Please revise your manuscript to fully address the reviewers’ comments. When you submit your revised manuscript please include a point by point response to the reviewers’ comments and highlight the changes you have made. Full details of the files you need to submit are listed at the end of this email.

Digital Discovery strongly encourages authors of research articles to include an ‘Author contributions’ section in their manuscript, for publication in the final article. This should appear immediately above the ‘Conflict of interest’ and ‘Acknowledgement’ sections. I strongly recommend you use CRediT (the Contributor Roles Taxonomy, https://credit.niso.org/) for standardised contribution descriptions. All authors should have agreed to their individual contributions ahead of submission and these should accurately reflect contributions to the work. Please refer to our general author guidelines https://www.rsc.org/journals-books-databases/author-and-reviewer-hub/authors-information/responsibilities/ for more information.

Please submit your revised manuscript as soon as possible using this link :

*** PLEASE NOTE: This is a two-step process. After clicking on the link, you will be directed to a webpage to confirm. ***

https://mc.manuscriptcentral.com/dd?link_removed

(This link goes straight to your account, without the need to log in to the system. For your account security you should not share this link with others.)

Alternatively, you can login to your account (https://mc.manuscriptcentral.com/dd) where you will need your case-sensitive USER ID and password.

You should submit your revised manuscript as soon as possible; please note you will receive a series of automatic reminders. If your revisions will take a significant length of time, please contact me. If I do not hear from you, I may withdraw your manuscript from consideration and you will have to resubmit. Any resubmission will receive a new submission date.

The Royal Society of Chemistry requires all submitting authors to provide their ORCID iD when they submit a revised manuscript. This is quick and easy to do as part of the revised manuscript submission process.   We will publish this information with the article, and you may choose to have your ORCID record updated automatically with details of the publication.

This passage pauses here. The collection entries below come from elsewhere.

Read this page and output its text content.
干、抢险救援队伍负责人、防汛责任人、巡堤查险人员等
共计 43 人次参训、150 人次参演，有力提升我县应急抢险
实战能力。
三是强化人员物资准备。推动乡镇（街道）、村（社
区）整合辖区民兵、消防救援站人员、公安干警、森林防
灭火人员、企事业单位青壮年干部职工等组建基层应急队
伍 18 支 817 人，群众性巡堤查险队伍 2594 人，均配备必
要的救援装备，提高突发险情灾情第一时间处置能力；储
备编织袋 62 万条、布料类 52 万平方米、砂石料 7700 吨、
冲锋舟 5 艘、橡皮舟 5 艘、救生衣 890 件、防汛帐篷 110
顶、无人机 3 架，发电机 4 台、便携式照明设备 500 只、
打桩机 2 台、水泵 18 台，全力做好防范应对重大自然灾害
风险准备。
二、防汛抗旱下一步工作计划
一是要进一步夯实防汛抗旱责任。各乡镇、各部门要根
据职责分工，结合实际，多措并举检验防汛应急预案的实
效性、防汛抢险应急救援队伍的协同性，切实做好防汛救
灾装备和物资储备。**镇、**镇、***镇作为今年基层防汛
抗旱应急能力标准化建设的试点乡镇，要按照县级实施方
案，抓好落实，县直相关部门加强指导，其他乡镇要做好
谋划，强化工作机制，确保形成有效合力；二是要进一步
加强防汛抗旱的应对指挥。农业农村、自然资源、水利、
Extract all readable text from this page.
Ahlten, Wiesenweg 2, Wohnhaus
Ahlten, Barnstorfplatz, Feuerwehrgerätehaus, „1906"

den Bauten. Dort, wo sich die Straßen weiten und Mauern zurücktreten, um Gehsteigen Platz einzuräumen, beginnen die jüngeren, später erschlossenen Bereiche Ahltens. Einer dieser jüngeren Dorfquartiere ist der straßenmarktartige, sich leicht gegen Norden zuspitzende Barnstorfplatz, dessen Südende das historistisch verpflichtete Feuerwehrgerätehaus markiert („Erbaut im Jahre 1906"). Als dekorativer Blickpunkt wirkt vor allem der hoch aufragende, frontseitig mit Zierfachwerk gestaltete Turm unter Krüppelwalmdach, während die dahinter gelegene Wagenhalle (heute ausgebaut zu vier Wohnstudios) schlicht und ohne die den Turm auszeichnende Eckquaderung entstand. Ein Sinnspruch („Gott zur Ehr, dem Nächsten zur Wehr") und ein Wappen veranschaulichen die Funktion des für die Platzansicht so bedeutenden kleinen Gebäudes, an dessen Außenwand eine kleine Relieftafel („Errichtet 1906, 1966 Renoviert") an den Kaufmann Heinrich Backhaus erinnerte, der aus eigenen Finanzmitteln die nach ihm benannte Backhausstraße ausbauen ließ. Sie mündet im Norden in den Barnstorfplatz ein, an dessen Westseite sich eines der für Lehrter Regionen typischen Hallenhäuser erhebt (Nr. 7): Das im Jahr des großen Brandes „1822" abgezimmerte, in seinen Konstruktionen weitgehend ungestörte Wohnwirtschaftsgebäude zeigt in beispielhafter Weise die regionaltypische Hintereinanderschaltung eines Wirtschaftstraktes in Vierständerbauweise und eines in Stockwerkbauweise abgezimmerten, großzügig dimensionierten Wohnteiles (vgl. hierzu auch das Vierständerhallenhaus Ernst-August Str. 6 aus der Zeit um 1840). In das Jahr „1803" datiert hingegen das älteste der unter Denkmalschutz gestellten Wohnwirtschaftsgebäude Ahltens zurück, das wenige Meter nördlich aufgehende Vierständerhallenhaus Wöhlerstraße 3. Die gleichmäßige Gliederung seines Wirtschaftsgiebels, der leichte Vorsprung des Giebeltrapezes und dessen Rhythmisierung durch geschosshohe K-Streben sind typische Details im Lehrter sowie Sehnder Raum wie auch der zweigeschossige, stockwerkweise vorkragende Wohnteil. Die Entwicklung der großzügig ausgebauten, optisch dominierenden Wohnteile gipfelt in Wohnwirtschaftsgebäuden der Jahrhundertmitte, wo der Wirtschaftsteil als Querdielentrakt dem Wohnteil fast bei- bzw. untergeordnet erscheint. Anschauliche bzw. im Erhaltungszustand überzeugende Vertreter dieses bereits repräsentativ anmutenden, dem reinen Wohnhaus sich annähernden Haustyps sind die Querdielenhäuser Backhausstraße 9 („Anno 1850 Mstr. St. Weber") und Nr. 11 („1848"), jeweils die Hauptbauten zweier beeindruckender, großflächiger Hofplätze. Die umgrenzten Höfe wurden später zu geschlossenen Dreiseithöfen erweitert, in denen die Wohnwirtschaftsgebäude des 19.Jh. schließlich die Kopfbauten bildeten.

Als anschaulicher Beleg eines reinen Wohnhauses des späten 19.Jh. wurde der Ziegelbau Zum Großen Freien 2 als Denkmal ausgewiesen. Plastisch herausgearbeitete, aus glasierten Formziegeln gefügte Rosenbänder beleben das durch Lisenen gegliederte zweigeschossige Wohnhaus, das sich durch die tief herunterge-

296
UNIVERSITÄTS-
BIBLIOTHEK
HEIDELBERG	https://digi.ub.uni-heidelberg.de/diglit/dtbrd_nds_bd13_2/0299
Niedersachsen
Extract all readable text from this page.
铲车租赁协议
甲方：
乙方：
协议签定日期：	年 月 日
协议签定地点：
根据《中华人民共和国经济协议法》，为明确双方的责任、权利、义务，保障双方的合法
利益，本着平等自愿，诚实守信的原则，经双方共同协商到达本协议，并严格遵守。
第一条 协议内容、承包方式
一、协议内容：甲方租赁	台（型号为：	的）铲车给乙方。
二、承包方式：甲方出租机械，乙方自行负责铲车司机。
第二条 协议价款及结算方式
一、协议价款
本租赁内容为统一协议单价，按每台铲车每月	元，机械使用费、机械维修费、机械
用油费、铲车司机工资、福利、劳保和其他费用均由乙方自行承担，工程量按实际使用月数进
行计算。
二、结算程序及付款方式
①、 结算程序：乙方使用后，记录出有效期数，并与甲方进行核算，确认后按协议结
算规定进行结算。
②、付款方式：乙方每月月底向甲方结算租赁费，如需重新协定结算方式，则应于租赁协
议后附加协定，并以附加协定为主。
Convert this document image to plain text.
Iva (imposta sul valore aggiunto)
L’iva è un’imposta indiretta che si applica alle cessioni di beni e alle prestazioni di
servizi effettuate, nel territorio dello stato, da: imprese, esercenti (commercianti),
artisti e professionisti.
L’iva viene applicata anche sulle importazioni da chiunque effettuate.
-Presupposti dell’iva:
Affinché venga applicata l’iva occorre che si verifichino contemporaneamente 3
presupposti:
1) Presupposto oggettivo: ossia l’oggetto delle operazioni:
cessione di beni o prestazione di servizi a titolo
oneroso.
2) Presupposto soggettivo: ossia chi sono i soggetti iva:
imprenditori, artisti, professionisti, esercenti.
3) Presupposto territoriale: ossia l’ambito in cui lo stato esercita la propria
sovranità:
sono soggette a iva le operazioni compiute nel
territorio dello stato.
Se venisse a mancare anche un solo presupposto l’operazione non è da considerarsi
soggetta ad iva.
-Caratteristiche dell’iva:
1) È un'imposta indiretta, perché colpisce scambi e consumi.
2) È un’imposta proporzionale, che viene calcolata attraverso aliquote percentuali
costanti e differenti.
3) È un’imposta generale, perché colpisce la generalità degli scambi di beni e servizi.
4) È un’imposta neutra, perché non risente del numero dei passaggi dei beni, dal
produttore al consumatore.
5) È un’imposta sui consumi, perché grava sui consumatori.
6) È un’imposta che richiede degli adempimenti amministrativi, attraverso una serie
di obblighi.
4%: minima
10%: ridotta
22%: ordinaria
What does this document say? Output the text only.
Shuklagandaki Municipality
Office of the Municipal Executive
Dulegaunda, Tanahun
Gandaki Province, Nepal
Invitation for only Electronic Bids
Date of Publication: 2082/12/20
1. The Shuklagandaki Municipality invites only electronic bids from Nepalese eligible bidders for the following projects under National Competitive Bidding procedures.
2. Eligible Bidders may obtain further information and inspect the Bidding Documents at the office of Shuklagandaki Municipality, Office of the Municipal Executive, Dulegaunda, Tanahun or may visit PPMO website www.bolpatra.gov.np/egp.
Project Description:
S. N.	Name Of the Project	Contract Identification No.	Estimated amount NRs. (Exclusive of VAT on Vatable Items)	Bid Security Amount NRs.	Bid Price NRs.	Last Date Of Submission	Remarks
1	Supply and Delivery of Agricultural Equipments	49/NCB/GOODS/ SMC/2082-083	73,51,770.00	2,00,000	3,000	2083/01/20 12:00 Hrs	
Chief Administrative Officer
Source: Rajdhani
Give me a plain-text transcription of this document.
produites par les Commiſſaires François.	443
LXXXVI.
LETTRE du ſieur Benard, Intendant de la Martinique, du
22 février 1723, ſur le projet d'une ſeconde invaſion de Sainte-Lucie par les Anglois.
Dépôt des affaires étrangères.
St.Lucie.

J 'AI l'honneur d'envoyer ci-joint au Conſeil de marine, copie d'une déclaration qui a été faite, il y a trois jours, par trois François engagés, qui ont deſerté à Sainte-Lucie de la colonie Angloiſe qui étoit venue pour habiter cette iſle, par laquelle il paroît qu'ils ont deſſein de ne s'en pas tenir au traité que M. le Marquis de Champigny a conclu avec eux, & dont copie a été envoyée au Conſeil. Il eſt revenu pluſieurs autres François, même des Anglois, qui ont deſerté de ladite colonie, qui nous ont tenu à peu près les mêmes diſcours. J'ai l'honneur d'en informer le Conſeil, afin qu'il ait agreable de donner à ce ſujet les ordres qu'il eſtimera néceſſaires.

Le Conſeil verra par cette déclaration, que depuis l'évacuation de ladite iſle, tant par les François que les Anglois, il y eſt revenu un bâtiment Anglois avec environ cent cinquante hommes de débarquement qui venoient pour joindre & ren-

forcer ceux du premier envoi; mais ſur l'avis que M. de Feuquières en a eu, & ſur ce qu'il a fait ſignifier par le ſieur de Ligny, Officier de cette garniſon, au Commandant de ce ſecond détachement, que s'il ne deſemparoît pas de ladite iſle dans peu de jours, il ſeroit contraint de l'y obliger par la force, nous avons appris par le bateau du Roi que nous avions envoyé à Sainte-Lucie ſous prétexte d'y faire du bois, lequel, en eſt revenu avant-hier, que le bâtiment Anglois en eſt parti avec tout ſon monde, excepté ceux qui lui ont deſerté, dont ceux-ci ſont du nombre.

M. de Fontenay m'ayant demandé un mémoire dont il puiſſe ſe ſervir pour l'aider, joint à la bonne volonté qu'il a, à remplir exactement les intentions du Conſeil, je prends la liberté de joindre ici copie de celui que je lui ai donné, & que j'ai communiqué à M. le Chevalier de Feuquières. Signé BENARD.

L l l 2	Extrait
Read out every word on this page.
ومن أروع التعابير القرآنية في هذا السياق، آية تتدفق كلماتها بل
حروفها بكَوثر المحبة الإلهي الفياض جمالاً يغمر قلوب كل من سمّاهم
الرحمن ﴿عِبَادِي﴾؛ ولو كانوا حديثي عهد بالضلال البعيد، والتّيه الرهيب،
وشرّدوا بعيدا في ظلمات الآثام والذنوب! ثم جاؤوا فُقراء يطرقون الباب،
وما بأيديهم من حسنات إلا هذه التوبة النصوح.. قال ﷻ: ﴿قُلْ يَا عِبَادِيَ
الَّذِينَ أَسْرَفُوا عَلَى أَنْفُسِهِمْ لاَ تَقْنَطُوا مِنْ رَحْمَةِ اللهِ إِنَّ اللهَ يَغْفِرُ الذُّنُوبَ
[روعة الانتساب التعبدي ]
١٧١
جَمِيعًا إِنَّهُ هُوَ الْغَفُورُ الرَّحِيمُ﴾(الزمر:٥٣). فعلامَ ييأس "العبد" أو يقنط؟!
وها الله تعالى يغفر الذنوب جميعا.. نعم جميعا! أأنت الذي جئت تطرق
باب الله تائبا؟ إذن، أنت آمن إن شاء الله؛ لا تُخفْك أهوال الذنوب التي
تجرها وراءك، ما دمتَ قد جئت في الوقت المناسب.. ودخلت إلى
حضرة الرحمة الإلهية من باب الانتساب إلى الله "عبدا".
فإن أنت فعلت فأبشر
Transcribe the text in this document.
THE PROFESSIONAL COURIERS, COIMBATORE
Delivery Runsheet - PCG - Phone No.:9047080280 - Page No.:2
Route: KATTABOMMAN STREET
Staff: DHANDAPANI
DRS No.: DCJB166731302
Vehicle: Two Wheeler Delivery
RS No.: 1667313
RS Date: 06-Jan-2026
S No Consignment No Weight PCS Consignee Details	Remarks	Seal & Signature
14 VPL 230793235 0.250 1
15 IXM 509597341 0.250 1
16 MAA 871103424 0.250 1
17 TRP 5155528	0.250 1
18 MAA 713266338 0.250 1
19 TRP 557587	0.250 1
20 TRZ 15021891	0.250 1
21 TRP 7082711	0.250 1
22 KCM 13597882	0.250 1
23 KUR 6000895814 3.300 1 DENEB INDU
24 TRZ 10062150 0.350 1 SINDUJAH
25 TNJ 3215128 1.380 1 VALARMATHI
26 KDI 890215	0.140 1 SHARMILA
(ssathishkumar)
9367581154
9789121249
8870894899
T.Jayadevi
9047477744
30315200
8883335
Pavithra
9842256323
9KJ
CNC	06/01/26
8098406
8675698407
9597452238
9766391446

Please also encourage your co-authors to sign up for their own ORCID account and associate it with their account on our manuscript submission system. For further information see: https://www.rsc.org/journals-books-databases/journal-authors-reviewers/processes-policies/#attribution-id

I look forward to receiving your revised manuscript.

Yours sincerely,
Dr Joshua Schrier
Associate Editor, Digital Discovery

************


 
Reviewer 1

The article "Repurposing Quantum Chemical Descriptor Datasets for on-the-Fly Generation of Informative Reaction Representations: Application to Hydrogen Atom Transfer Reactions" describes the use of graph neural networks to train descriptor prediction models for bond dissociation free energies and a few other simulated both electronic and steric descriptors based on large existing molecular databases that can then be used to generate features for downstream prediction tasks of activation barriers for chemical reactions. The article is well-written and demonstrates the application of these surrogate descriptor prediction models for supervised learning based on a diverse set of datasets. This approach is shown to decrease the data needed to train accurate supervised learning models generally and lead to predictive models. Overall, I think the manuscripts fits the readership of Digital Discovery very well and demonstrates the importance of making use of large available (quantum chemical) descriptor databases. Nevertheless, I do think there are a few aspects that should be addressed before publication. I recommend minor revisions. Please find my detailed comments below.

Major aspects:
page 1, left column: The authors state the following: "For tasks for which hundreds of thousands to millions of data points are available, e.g., forward and retrosynthesis prediction, accurate and robust machine learning (ML) models have been designed." I think this sentence requires to be backed up by literature. I think this sentence makes it sound like these problems are solved, but the opposite is true in my opinion. I do not think that the models that have been built are either accurate or robust. I think this is in part because the "popular USPTO benchmark dataset" is of relatively low quality, and while there have been attempts to curate it, it is simply a very hard task.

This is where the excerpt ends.